House Djurö Refines Indoor–Outdoor Living with Concrete Terrace
House Djurö crowns a cliff on Värmdö, Sweden, where CAMPUS sets a cast in situ concrete house toward the Stockholm Archipelago. The project, designed in 2024, draws the eye seaward with two flanking walls and draws daily life outdoors under a deep pergola. Calm, rigorous, and tactile, it balances hardwearing material with tailored carpentry and precise glazing.










Salt air brushes the cliff as concrete warms under sun. Long walls pull the view toward open water, fixing the house to the archipelago horizon with quiet certainty.

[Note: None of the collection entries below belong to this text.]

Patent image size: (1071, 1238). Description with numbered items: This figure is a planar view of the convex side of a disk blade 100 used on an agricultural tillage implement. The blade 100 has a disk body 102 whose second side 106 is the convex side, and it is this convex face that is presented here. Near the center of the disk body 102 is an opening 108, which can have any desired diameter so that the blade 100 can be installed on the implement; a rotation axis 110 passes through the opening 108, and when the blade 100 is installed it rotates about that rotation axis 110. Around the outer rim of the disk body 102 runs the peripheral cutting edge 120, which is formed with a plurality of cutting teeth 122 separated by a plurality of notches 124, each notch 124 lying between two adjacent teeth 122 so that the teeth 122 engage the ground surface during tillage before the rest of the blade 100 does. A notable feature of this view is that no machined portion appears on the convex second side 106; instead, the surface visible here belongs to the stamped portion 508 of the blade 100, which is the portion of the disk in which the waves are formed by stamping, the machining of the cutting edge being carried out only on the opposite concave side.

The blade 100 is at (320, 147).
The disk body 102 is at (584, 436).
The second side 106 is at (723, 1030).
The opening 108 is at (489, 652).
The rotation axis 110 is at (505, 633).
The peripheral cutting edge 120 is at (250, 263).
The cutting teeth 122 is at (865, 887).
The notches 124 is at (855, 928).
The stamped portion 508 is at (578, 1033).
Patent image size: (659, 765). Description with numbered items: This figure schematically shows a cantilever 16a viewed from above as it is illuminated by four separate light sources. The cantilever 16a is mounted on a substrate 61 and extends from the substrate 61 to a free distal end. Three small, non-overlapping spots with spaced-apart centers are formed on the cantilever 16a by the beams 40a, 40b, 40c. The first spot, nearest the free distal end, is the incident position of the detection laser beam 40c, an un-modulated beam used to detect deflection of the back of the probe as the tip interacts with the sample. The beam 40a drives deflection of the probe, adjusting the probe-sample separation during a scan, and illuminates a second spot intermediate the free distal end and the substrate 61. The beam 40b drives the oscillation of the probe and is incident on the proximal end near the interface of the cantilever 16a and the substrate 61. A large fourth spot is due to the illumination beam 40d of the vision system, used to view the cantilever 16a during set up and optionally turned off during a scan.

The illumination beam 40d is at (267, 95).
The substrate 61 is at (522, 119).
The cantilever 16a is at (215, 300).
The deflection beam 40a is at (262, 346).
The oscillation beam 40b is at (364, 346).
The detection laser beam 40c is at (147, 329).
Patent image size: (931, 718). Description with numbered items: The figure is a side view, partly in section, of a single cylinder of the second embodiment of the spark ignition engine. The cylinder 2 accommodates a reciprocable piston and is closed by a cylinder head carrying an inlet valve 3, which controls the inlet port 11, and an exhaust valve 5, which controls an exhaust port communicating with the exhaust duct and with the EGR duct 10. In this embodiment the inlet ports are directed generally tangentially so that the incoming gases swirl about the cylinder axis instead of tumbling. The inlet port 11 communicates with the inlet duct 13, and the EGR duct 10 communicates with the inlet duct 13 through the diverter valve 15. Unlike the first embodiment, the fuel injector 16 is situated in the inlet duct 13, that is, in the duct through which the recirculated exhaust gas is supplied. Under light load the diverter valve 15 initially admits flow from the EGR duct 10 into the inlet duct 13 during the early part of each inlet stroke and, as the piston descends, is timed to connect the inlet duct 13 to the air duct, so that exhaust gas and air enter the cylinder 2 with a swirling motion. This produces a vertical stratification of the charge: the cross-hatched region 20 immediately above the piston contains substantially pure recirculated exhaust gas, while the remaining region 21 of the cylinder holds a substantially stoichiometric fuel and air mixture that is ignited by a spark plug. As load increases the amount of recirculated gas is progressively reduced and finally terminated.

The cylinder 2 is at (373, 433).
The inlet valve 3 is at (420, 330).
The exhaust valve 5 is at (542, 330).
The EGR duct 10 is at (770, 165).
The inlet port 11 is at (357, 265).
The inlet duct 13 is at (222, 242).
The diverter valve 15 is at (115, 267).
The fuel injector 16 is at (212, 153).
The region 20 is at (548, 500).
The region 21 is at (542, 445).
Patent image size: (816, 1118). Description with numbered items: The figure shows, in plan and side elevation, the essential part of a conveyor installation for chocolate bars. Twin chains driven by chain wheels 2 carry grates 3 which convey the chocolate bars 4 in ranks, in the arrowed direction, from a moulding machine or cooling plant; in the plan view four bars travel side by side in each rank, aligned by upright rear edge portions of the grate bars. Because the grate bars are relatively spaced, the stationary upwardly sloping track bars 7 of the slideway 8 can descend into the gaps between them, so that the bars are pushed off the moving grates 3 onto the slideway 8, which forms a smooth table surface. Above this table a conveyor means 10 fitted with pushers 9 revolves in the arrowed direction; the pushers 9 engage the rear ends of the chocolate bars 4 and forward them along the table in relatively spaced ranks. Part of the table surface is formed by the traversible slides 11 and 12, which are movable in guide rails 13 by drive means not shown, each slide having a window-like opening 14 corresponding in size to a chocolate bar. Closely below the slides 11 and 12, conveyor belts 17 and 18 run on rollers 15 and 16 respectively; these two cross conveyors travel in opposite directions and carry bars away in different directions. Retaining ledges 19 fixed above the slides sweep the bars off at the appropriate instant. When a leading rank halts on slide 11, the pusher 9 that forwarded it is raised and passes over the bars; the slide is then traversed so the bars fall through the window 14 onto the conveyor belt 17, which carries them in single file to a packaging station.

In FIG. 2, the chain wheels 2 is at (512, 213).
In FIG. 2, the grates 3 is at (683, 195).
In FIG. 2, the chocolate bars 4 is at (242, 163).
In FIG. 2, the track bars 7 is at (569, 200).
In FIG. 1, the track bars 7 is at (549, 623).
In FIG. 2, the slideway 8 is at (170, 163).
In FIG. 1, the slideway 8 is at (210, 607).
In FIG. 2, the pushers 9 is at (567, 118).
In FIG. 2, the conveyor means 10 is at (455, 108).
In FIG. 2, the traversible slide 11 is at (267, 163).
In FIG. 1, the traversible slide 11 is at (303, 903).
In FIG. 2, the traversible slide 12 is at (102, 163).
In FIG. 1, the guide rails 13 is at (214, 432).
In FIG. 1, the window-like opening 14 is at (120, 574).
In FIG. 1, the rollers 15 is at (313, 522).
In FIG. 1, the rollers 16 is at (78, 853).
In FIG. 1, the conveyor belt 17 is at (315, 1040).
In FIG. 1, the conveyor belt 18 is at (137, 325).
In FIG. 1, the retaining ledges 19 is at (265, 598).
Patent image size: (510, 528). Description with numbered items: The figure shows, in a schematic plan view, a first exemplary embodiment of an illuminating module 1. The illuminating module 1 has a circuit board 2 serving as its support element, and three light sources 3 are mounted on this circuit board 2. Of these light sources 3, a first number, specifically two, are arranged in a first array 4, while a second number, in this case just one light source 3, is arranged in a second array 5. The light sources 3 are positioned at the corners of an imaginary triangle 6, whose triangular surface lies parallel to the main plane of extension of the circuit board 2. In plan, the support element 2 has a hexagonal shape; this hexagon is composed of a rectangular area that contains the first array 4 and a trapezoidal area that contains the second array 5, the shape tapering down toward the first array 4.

This is a house on Värmdö by CAMPUS, cast in situ and organized by two flanking walls that choreograph outlook, privacy, and weather. The throughline is material clarity: concrete carries structure and ground plane, while timber and steel tune the interior for living. It feels purposeful. Nothing reads as spare for its own sake.
Cast Walls Anchor
Two parallel concrete walls extend beyond the building corners, directing entry and sightlines to sea while screening neighbors at the edges. Their mass reads as landscape, not object, with chamfered openings and an expressive rainwater spout marking each side elevation in a single, legible move. They do the heavy lifting. The house takes its order and calm from these cast planes.
Pergola Frames Entry
A deep pergola gathers arrival and the outdoor dining table into one shaded threshold, setting a social cadence at the door. Sliding panels link this terrace directly to the kitchen, so serving, clearing, and unplanned seconds happen without theatre across a single, level floor. It works every day. Stained spruce at windows, doors, and inset panels softens the concrete’s edge.
Terrace Meets Water
The interior concrete floor runs outward into a broad terrace, turning structure into ground and ground into living room. A frameless glass balustrade holds the edge with barely a line, leaving the Baltic view to carry the distance. The pool sits close. Direct access from living room and main bedroom makes early swims and late-night dips part of the daily loop.
Interior Warmth And Steel
Inside, the palette stays disciplined: cast concrete walls and floors, stained oak panelling and joinery, and a stainless-steel kitchen with a clean, utilitarian stance. The metal’s cool precision plays against the oak’s grain, giving the work zones clarity while keeping the rooms warm to the touch. Details carry through. Full-height interior doors rise floor to ceiling for a quiet, continuous rhythm.
Light tracks across concrete and wood as the day turns, drawing shadows across joints, thresholds, and that long terrace line. The architecture listens to site and weather—then holds steady. In the end, craft and weight feel inseparable from shore and wind.